Here, husband and wife Derek and Christine Cheung offer the iconic Vietnamese sandwiches on a crunchy baguette courtesy of Embarek Alibay's La Parisienne Bakery just down the road. In it goes a slick of house-made mayonnaise, the perfunctory cilantro, and pickles, along with fillings such as shredded chicken, the steamed pork roll called cha lua, chicken liver pâté, and barbecued pork. Choose two fillings for $4.95 or get them all for $5.95.  

The curt menu also includes five-spice chicken wings (four for $3.75) and a grilled lemongrass pork chop over rice ($8.95). It's primarily a grab-and-go operation with a bustling delivery business. But there are a few modern tables and bright-orange plastic chairs under blown-up pictures of the iconic turtle tower at the center of Hanoi's Hoan Kiem Lake, as well as photos of Christine as a toddler and teen while growing up in Saigon.

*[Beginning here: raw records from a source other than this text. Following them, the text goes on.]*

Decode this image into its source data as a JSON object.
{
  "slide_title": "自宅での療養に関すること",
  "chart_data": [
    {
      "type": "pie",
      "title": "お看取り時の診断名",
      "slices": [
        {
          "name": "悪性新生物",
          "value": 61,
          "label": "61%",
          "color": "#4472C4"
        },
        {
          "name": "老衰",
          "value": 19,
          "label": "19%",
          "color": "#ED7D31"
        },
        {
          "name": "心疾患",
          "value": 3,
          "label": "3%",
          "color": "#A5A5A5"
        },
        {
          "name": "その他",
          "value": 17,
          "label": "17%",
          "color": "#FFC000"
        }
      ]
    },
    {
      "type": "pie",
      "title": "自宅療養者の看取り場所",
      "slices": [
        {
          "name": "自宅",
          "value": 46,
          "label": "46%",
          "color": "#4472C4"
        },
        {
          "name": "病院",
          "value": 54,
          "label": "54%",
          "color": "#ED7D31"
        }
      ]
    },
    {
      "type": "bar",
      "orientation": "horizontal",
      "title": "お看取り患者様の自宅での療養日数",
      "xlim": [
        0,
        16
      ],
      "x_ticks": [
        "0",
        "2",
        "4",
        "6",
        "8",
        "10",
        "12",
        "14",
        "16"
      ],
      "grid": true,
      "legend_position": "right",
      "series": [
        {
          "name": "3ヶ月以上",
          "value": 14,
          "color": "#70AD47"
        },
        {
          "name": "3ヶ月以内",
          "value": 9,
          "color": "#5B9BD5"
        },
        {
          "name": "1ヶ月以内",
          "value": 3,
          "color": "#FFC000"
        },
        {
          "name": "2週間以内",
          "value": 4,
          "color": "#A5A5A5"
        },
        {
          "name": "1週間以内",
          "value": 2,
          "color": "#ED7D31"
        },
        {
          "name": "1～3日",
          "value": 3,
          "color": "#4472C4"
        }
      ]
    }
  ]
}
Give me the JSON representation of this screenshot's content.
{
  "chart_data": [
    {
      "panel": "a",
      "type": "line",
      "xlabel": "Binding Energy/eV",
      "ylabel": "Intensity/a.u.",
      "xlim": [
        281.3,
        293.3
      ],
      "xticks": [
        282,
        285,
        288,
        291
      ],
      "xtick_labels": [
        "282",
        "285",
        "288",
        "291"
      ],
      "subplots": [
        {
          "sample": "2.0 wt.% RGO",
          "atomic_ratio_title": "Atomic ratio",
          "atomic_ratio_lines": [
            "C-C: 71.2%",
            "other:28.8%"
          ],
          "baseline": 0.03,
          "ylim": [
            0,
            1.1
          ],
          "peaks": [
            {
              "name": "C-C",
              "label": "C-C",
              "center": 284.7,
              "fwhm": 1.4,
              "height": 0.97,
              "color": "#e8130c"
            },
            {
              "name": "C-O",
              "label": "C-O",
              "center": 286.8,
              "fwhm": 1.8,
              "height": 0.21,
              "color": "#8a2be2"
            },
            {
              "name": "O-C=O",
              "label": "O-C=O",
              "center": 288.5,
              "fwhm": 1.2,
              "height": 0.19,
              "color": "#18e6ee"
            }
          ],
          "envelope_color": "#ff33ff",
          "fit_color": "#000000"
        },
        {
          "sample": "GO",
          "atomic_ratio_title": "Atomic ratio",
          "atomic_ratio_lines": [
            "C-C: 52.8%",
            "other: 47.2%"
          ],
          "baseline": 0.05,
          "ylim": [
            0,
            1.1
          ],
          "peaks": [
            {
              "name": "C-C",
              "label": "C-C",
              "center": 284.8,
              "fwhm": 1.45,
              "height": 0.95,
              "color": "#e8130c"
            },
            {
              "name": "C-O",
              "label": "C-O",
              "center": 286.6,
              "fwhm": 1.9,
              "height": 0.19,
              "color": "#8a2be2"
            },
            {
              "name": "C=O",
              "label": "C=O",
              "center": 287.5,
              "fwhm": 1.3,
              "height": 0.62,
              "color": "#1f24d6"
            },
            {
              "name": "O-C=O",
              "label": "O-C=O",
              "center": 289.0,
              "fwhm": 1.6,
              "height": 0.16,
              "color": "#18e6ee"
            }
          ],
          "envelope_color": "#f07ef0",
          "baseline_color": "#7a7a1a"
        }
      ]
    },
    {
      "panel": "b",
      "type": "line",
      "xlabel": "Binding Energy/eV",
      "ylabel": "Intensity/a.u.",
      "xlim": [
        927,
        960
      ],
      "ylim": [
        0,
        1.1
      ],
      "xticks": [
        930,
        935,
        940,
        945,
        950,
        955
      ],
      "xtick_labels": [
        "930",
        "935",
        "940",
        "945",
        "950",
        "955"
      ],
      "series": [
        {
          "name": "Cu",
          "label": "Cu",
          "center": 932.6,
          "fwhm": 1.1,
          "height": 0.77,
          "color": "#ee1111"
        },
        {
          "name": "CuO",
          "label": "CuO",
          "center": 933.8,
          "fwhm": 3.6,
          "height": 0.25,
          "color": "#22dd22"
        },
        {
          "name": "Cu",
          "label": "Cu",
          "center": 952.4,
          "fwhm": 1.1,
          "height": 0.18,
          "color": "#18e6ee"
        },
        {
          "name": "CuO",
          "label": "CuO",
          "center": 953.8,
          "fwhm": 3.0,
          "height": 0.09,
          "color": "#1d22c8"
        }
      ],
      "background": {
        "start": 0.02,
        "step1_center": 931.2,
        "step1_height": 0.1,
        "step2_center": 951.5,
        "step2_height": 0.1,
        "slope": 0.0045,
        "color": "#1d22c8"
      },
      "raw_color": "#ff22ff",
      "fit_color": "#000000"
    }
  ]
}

The Cheungs are the parents of Houston restaurant royalty. Their daughter is Jacklyn Pham, owner of the city's cavernous Saigon Pagolac, which is thought to be among the city's oldest Vietnamese joints and boasts its own house-made fish sauce alongside a number of other stunning dishes cooked tableside and rolled up with herbs and pickles in tender rice paper

Christine and her family came to the United States just before the fall of Saigon in 1975. They were a well-to-do clan whose wealth could be traced back to relatives who moved in from Shanghai decades earlier to help the French build the railroad running down Vietnam's spine. Her father was a South Vietnamese general and a former quartermaster who had helped supply the French's brutal colonial rule. Yet it afforded the family a lavish lifestyle in a country so poor that people at times resorted to eating dogs, cats, and snakes just to survive. "My mother never had to cook," Cheung says. "We had cooks and maids and drivers to do everything for us." But that didn't stop her from dragging a young Christine into the kitchen to teach her the basics of Vietnamese food. 

It was there, while pinching her nose shut, she learned to make the spicy fish sauce-based condiment nuoc mam and the roast pork that today fills her bánh mì. A picnic ham marinates overnight in a blend of garlic, Chinese five-spice powder, and fish sauce. It roasts for at least six hours until tender and then is chilled and sliced. For the pâté, chicken livers are seared and then whipped with a mound of butter and a splash of fish sauce. Those lessons paid off well. 

The family fled Vietnam and certain death, leaving multiple homes and significant wealth behind. Christine hasn't returned, saying the Communists that currently run the country have stripped out its soul. "You go and you see the way people treat each other, the women selling themselves on the street," she says. "There's nothing left."